Orange disputes the severity of the sanction
Faced with this situation, Orange filed a challenge. The operator argues that it did not violate any security standards or use personal data illegally, but simply “complied with standard market practices.” However, this defense was not accepted by the CNIL (French Data Protection Authority). Orange now plans to appeal to the Council of State, arguing that the penalty was disproportionate and also alleging a lack of prior formal notice.
According to the company, there was no formal warning regarding the alleged misconduct before the penalty was imposed.

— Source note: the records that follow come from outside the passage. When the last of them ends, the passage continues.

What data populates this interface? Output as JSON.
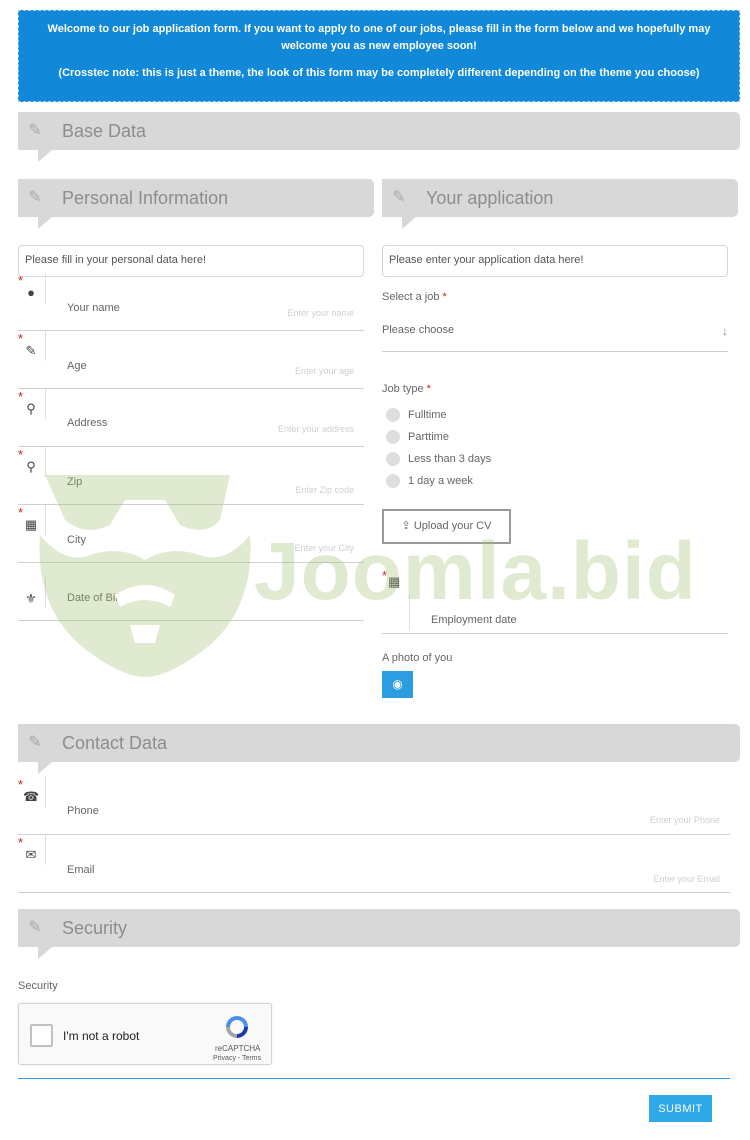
{
  "intro": {
    "line1": "Welcome to our job application form. If you want to apply to one of our jobs, please fill in the form below and we hopefully may welcome you as new employee soon!",
    "line2": "(Crosstec note: this is just a theme, the look of this form may be completely different depending on the theme you choose)"
  },
  "sections": {
    "base": "Base Data",
    "personal": "Personal Information",
    "application": "Your application",
    "contact": "Contact Data",
    "security": "Security"
  },
  "personal": {
    "note": "Please fill in your personal data here!",
    "fields": [
      {
        "label": "Your name",
        "placeholder": "Enter your name",
        "required": true,
        "icon": "user-icon"
      },
      {
        "label": "Age",
        "placeholder": "Enter your age",
        "required": true,
        "icon": "pencil-icon"
      },
      {
        "label": "Address",
        "placeholder": "Enter your address",
        "required": true,
        "icon": "map-marker-icon"
      },
      {
        "label": "Zip",
        "placeholder": "Enter Zip code",
        "required": true,
        "icon": "map-marker-icon"
      },
      {
        "label": "City",
        "placeholder": "Enter your City",
        "required": true,
        "icon": "building-icon"
      },
      {
        "label": "Date of Birth",
        "placeholder": "",
        "required": false,
        "icon": "birthday-cake-icon"
      }
    ]
  },
  "application": {
    "note": "Please enter your application data here!",
    "select_label": "Select a job",
    "select_value": "Please choose",
    "jobtype_label": "Job type",
    "job_types": [
      "Fulltime",
      "Parttime",
      "Less than 3 days",
      "1 day a week"
    ],
    "upload_label": "Upload your CV",
    "employment_label": "Employment date",
    "photo_label": "A photo of you"
  },
  "contact": {
    "fields": [
      {
        "label": "Phone",
        "placeholder": "Enter your Phone",
        "required": true,
        "icon": "phone-icon"
      },
      {
        "label": "Email",
        "placeholder": "Enter your Email",
        "required": true,
        "icon": "envelope-icon"
      }
    ]
  },
  "security": {
    "label": "Security",
    "captcha_text": "I'm not a robot",
    "captcha_brand": "reCAPTCHA",
    "captcha_terms": "Privacy - Terms"
  },
  "submit_label": "SUBMIT",
  "watermark": "Joomla.bid",
  "colors": {
    "intro_bg": "#1188d8",
    "header_bg": "#d8d8d8",
    "accent": "#2ea8e6",
    "required": "#cc2222"
  }
}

In response, the operator is seeking to initiate multi-stakeholder discussions to clarify the legal interpretations of these practices and prevent similar penalties from occurring again in the future.
The use of cookies was also singled out.
Beyond the unjustified advertising, the CNIL also noted a significant violation concerning the use of cookies in Orange’s digital services. Even after users withdrew their consent, cookies continued to be used to collect information, explicitly contravening Article 82 of the French Data Protection Act.
Companies using systems that continue to process user information without consent directly violate internet users’ rights. This type of practice significantly increases the risk of undue surveillance and misuse of personal data, requiring immediate corrective action. Consequently, Orange has a limited period of three months to comply, failing which it will be subject to a penalty of €100,000 per day of delay.
By comparison, Google also faced a similar fine in 2019 for data protection violations, totaling €89 million for various breaches identified that year. These precedents clearly demonstrate that the CNIL intends to rigorously enforce standards while ensuring transparency and digital security.